E eis que, perambulando por características fortes do filme, chegamos apenas no final do terceiro parágrafo ao termo mais central para Apenas Uma Vez: “musical”. Sim, porque se há no filme um considerável carisma do seu protagonista e uma presença forte e pregnante do espaço geográfico-social onde ele é filmado que garantem a ele já um interesse acima do medíocre, sem a música de fato não haveria Apenas Uma Vez. Para John Carney esta sim é uma verdadeira profissão de fé: seu filme irá somente até onde a força da música o levar. Mas, que fique claro: por “força da música” entende-se aqui não simplesmente a qualidade das canções apresentadas, embora isso seja capital (e, aliás, estão bem acima da média na maior parte), mas principalmente uma aposta mesmo de que a interpretação de canções é um ato de tal maneira forte e cativante que, não apenas pode unir estes dois personagens (e os vários outros que vão se juntando a eles, como a banda no estúdio ou o pai do músico, em cenas particularmente bonitas), como pode unir irremediavelmente o espectador ao filme na tela. Este é o grande “ame-o ou deixe-o” do filme de Carney: ou você acredita que uma pessoa interpretando uma música pode ser um evento comovente em si mesmo, ou você não poderá tomar parte em Apenas Uma Vez.
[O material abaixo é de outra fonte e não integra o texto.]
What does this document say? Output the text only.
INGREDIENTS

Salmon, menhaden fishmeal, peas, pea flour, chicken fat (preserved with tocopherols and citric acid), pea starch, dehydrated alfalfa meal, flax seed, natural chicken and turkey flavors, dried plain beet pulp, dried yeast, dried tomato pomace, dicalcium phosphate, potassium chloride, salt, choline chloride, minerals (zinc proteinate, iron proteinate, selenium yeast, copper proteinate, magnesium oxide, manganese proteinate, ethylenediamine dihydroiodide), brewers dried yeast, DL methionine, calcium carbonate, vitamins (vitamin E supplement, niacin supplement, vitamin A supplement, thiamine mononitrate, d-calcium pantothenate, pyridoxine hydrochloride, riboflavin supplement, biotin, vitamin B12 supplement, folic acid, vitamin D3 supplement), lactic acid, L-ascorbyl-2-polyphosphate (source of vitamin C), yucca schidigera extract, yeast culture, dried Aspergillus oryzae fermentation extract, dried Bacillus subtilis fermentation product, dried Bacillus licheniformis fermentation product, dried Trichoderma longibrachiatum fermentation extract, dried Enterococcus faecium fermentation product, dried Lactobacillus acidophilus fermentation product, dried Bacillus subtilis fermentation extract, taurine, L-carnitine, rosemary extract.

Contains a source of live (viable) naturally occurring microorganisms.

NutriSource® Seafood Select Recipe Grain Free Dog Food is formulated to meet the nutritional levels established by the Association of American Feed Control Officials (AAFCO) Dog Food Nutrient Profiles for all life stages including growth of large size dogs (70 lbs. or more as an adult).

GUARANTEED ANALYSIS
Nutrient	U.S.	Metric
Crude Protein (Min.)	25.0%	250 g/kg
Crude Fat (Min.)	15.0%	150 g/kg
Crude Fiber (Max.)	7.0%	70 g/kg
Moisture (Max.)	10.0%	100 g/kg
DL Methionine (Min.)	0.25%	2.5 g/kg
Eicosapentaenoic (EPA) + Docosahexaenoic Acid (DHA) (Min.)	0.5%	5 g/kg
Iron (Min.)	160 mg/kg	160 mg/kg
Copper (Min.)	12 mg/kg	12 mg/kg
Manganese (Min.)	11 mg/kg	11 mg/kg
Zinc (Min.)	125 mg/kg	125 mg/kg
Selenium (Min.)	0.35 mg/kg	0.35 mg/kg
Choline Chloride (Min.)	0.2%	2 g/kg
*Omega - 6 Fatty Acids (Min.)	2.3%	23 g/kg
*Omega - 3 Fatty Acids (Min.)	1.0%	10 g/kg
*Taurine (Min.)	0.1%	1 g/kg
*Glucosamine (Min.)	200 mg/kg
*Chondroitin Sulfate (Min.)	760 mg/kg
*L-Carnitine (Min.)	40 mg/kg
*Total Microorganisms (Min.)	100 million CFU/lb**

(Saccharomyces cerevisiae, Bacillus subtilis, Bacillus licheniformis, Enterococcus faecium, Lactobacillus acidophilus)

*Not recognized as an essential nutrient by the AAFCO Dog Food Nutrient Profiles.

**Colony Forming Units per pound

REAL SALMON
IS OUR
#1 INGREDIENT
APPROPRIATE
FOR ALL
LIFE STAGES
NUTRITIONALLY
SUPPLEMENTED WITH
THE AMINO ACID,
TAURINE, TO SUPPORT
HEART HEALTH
Com estas três características fortes (presença de ator, ambiente, música), Apenas Uma Vez apresenta suas cartas, e deixa o caminho aberto ao espectador/critico: a você cabe decidir se estas forças e potências, que são absolutamente cinematográficas a partir do momento em que fazem parte de um objeto fílmico, o seduzem; ou se sua ineptude quase total com a câmera e a edição se constituirão em obstáculos intransponíveis para a apreciação do filme. E a opção de cada um dirá sempre mais de quem vê do que do filme que se coloca na tela, quase cristalino em suas qualidades e defeitos.